Proton MRI of the Lung: How to Tame Scarce Protons and Fast Signal Decay

Pulmonary proton MRI techniques offer the unique possibility of assessing lung function and structure without the requirement for hyperpolarization or dedicated hardware, which is mandatory for multinuclear acquisition. Five popular approaches are presented and discussed in this review: 1) oxygen enhanced (OE)‐MRI; 2) arterial spin labeling (ASL); 3) Fourier decomposition (FD) MRI and other related methods including self‐gated noncontrast‐enhanced functional lung (SENCEFUL) MR and phase‐resolved functional lung (PREFUL) imaging; 4) dynamic contrast‐enhanced (DCE) MRI; and 5) ultrashort TE (UTE) MRI. While DCE MRI is the most established and well‐studied perfusion measurement, FD MRI offers a free‐breathing test without any contrast agent and is predestined for application in patients with renal failure or with low compliance. Additionally, FD MRI and related methods like PREFUL and SENCEFUL can act as an ionizing radiation‐free V/Q scan, since ventilation and perfusion information is acquired simultaneously during one scan. For OE‐MRI, different concentrations of oxygen are applied via a facemask to assess the regional change in T 1 , which is caused by the paramagnetic property of oxygen. Since this change is governed by a combination of ventilation, diffusion, and perfusion, a compound functional measurement can be achieved with OE‐MRI. The known problem of fast T 2 * decay of the lung parenchyma leading to a low signal‐to‐noise ratio is bypassed by the UTE acquisition strategy.
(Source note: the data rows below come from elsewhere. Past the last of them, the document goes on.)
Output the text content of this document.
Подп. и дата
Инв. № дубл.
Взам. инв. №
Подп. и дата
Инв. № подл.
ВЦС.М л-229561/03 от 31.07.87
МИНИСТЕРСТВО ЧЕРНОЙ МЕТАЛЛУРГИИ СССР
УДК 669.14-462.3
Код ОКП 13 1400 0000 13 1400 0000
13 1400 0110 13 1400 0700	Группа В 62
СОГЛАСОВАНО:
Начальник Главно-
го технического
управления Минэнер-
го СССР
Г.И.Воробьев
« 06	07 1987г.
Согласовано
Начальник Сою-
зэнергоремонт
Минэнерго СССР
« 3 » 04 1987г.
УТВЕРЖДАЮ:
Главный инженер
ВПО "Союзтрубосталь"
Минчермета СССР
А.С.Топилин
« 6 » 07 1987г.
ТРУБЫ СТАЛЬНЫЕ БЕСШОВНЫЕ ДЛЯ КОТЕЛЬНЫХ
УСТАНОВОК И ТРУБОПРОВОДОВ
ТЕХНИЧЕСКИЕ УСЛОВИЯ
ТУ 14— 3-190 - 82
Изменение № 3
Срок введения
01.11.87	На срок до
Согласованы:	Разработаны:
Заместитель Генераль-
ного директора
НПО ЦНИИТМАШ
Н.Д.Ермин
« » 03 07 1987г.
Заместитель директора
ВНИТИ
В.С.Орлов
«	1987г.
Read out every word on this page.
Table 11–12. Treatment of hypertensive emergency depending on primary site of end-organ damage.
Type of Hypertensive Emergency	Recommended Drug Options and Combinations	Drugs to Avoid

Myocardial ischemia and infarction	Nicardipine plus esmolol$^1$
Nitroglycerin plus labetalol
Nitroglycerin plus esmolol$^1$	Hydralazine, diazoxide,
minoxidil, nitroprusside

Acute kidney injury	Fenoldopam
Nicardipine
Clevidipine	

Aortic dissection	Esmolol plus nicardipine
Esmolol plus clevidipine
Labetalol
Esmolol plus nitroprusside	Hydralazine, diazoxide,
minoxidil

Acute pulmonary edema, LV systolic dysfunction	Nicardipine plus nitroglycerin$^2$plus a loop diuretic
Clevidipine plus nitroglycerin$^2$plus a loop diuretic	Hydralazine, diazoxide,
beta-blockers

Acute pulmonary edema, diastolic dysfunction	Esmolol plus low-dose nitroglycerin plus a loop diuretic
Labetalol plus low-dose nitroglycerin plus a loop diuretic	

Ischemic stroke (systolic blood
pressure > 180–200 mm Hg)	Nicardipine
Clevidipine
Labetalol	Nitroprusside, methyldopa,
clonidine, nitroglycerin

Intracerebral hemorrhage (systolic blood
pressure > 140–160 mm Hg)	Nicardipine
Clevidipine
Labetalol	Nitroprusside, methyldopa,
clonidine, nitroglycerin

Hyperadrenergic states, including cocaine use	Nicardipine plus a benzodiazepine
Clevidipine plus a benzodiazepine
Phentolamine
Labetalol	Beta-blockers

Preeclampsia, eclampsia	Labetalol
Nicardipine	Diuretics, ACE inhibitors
Computed tomography (CT)‐like images allow the assessment of lung structure with high spatial resolution without ionizing radiation. Despite these different branches of proton MRI, common trends are evident among pulmonary proton MRI: 1) free‐breathing acquisition with self‐gating; 2) application of UTE to preserve a stronger parenchymal signal; and 3) transition from 2D to 3D acquisition. On that note, there is a visible convergence of the different methods and it is not difficult to imagine that future methods will combine different aspects of the presented methods.